Im vierten Kapitel richtet die Autorin ihr Augenmerk auf die Natur, die ökologischen Probleme, den möglichen Untergang. Borkenkäfer zerstören Wälder, Wale verenden, nukleare Endlager werden nicht gefunden, Fluten bedrohen Menschen. Und trotzdem flackern

„Träume wie schwarze
Dochte wir fahren hinaus wir
fischen sie von den Schaumkronen
mit sperrigen Netzen wir
schicken sie in die Umlaufbahn
der Hoffnung (…)“ (S. 65)
          
Das letzte Kapitel des Buches trägt den Titel „Im Süden traurig sein“. Nicht ohne Trauer, aber mit der Gewissheit zu bleiben, endet der Lyrikband.

Ich werfe mein Sehnen
mit weitem Arm in
die Zukunft wie
einen Anker. Hier
bleibe ich …“ (S. 91-92)        

Und auch im Winter findet sich Hoffnung: „…Unsere Träume/ fädeln wir am Ofen zum Trocknen auf/so gehen sie uns nicht verloren.“ (S.97)

Ursula Maria Wartmann ist von Hause aus Journalistin und begann ihre literarische Arbeit zunächst mit Erzählungen und Romanen. Seit 2019, also erst seit kürzester Zeit, schreibt sie auch Lyrik. „Am Ende der Sichtachse“ ist nach „Gegen acht im Park“ (2020) der zweite Gedichtband, der in der edition offenes feld von ihr erscheint.
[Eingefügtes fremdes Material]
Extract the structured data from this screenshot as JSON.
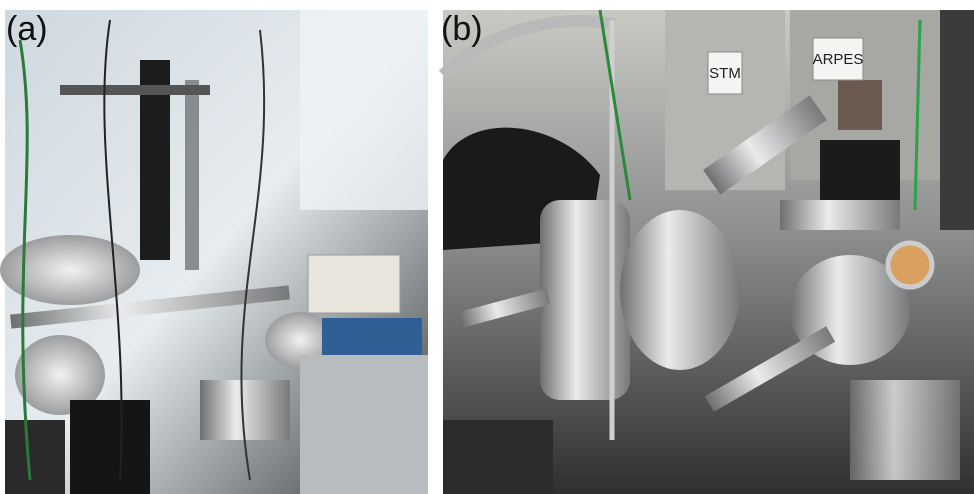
{
  "panels": [
    {
      "label": "(a)"
    },
    {
      "label": "(b)",
      "signs": [
        "STM",
        "ARPES"
      ]
    }
  ]
}
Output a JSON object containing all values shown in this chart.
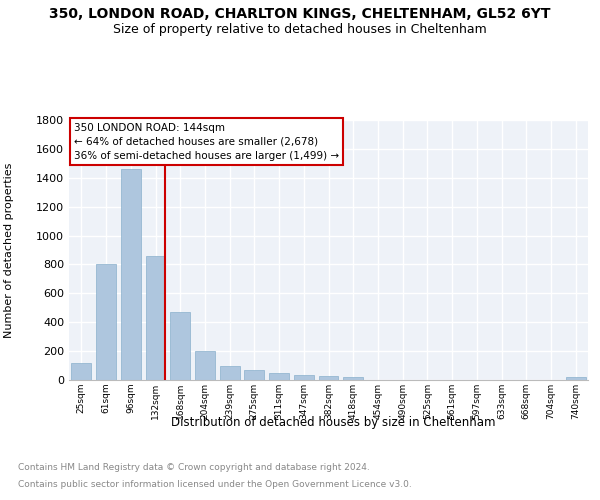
{
  "title": "350, LONDON ROAD, CHARLTON KINGS, CHELTENHAM, GL52 6YT",
  "subtitle": "Size of property relative to detached houses in Cheltenham",
  "xlabel": "Distribution of detached houses by size in Cheltenham",
  "ylabel": "Number of detached properties",
  "categories": [
    "25sqm",
    "61sqm",
    "96sqm",
    "132sqm",
    "168sqm",
    "204sqm",
    "239sqm",
    "275sqm",
    "311sqm",
    "347sqm",
    "382sqm",
    "418sqm",
    "454sqm",
    "490sqm",
    "525sqm",
    "561sqm",
    "597sqm",
    "633sqm",
    "668sqm",
    "704sqm",
    "740sqm"
  ],
  "values": [
    120,
    800,
    1460,
    860,
    470,
    200,
    100,
    70,
    48,
    35,
    25,
    20,
    0,
    0,
    0,
    0,
    0,
    0,
    0,
    0,
    18
  ],
  "bar_color": "#aec6de",
  "bar_edge_color": "#8ab0cc",
  "vline_color": "#cc0000",
  "annotation_title": "350 LONDON ROAD: 144sqm",
  "annotation_line1": "← 64% of detached houses are smaller (2,678)",
  "annotation_line2": "36% of semi-detached houses are larger (1,499) →",
  "annotation_box_color": "#cc0000",
  "footer1": "Contains HM Land Registry data © Crown copyright and database right 2024.",
  "footer2": "Contains public sector information licensed under the Open Government Licence v3.0.",
  "ylim": [
    0,
    1800
  ],
  "yticks": [
    0,
    200,
    400,
    600,
    800,
    1000,
    1200,
    1400,
    1600,
    1800
  ],
  "background_color": "#eef2f8",
  "grid_color": "#ffffff",
  "title_fontsize": 10,
  "subtitle_fontsize": 9
}
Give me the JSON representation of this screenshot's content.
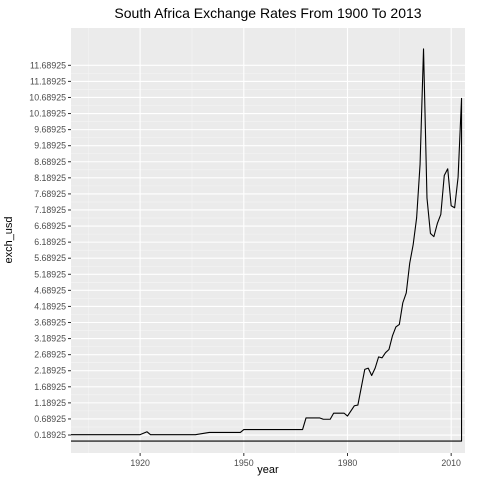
{
  "chart_data": {
    "type": "line",
    "title": "South Africa Exchange Rates From 1900 To 2013",
    "xlabel": "year",
    "ylabel": "exch_usd",
    "xlim": [
      1900,
      2014
    ],
    "ylim": [
      -0.37,
      12.85
    ],
    "x_ticks": [
      1920,
      1950,
      1980,
      2010
    ],
    "x_minor_ticks": [
      1905,
      1935,
      1965,
      1995
    ],
    "y_ticks": [
      0.18925,
      0.68925,
      1.18925,
      1.68925,
      2.18925,
      2.68925,
      3.18925,
      3.68925,
      4.18925,
      4.68925,
      5.18925,
      5.68925,
      6.18925,
      6.68925,
      7.18925,
      7.68925,
      8.18925,
      8.68925,
      9.18925,
      9.68925,
      10.18925,
      10.68925,
      11.18925,
      11.68925
    ],
    "y_tick_labels": [
      "0.18925",
      "0.68925",
      "1.18925",
      "1.68925",
      "2.18925",
      "2.68925",
      "3.18925",
      "3.68925",
      "4.18925",
      "4.68925",
      "5.18925",
      "5.68925",
      "6.18925",
      "6.68925",
      "7.18925",
      "7.68925",
      "8.18925",
      "8.68925",
      "9.18925",
      "9.68925",
      "10.18925",
      "10.68925",
      "11.18925",
      "11.68925"
    ],
    "grid": true,
    "series": [
      {
        "color": "#000000",
        "x": [
          1900,
          1920,
          1922,
          1923,
          1936,
          1940,
          1949,
          1950,
          1955,
          1960,
          1967,
          1968,
          1972,
          1973,
          1975,
          1976,
          1979,
          1980,
          1982,
          1983,
          1985,
          1986,
          1987,
          1988,
          1989,
          1990,
          1991,
          1992,
          1993,
          1994,
          1995,
          1996,
          1997,
          1998,
          1999,
          2000,
          2001,
          2002,
          2003,
          2004,
          2005,
          2006,
          2007,
          2008,
          2009,
          2010,
          2011,
          2012,
          2013,
          2013,
          1900
        ],
        "y": [
          0.2,
          0.2,
          0.29,
          0.2,
          0.2,
          0.27,
          0.27,
          0.36,
          0.36,
          0.36,
          0.36,
          0.72,
          0.72,
          0.68,
          0.68,
          0.87,
          0.87,
          0.78,
          1.1,
          1.12,
          2.23,
          2.27,
          2.04,
          2.27,
          2.62,
          2.59,
          2.75,
          2.85,
          3.27,
          3.55,
          3.63,
          4.3,
          4.61,
          5.53,
          6.11,
          6.94,
          8.61,
          12.2,
          7.56,
          6.46,
          6.36,
          6.77,
          7.05,
          8.26,
          8.47,
          7.32,
          7.26,
          8.21,
          10.66,
          0.0,
          0.0
        ]
      }
    ]
  }
}
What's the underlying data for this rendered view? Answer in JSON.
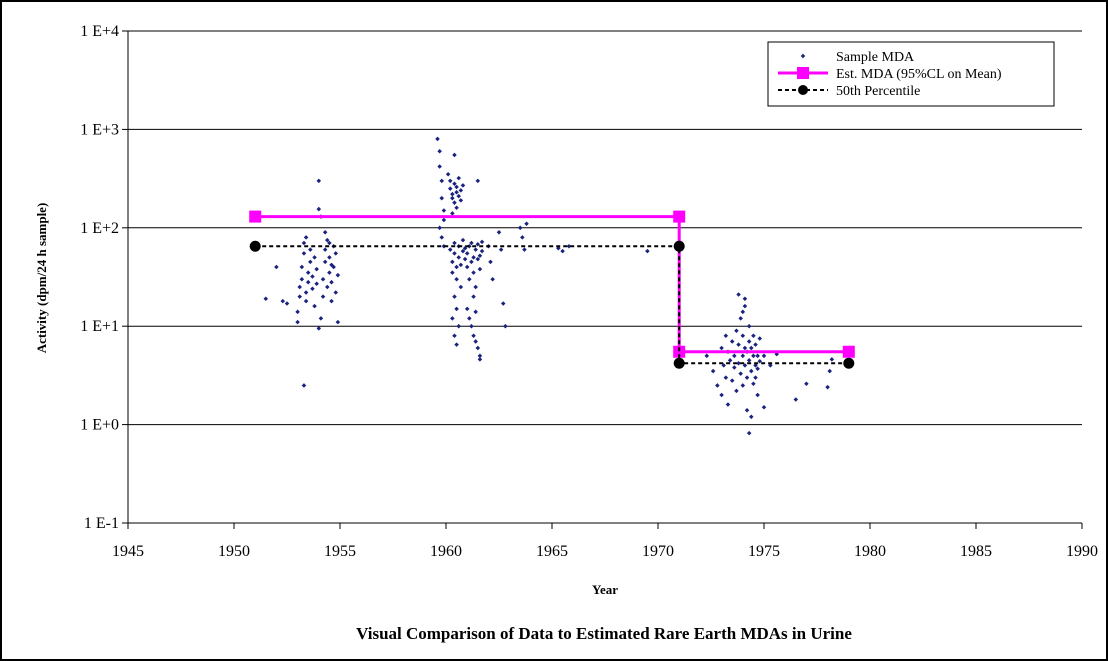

Den ersten Texten des neuen Buches spürt man die Journalistin noch ein wenig an, hat man den Eindruck, dass Ursula Maria Wartmann auf Presseberichte, auf Bilder reagiert und die Ecken auszuleuchten versucht, für die im Journal kein Platz ist. Sie geht deutlich über die Sichtachse hinaus, ist auf der Suche nach der persönlichen Wahrheit, der „Herzenswahrheit“. Selten habe ich in jüngster Zeit einen Lyrikband gelesen, in dem so oft das Wort Herz vorkommt, ohne zu belasten, ohne pathetisch zu werden. Ursula Maria Wartmann scheut sich nicht, diese Metapher zu verwenden, stellt sie in Kontexte, die mit starker Metaphorik ein Gesamtbild eingehen. Sie belauscht die Katzen „die sich durch Hunger wühlten wie wir und durch unsere Träume“, sie durchschreitet Räume voller „taunasser Streuobstwiesen der Angst“ (S. 14) und auch voller Hoffnung.

In freien Rhythmen, die den sprachlichen Eindruck mit Alliterationen und Parallelismen, einem Zeilenbau, der Ambivalenzen aufzeigt und Bedeutungsverschiebungen bewirkt, geht sie bewusst dorthin, wo nicht mit dem Auge betrachtet wird, zumindest nicht ausschließlich. Man sieht nur in der Lyrik gut, könnte man am Ende bestätigen. Die Gedichte von Ursula Maria Wartmann sind zugleich Okulare, um tiefer in die Welt zu schauen, und auch Kanäle, durch die etwas Neues in die Welt eintreten will.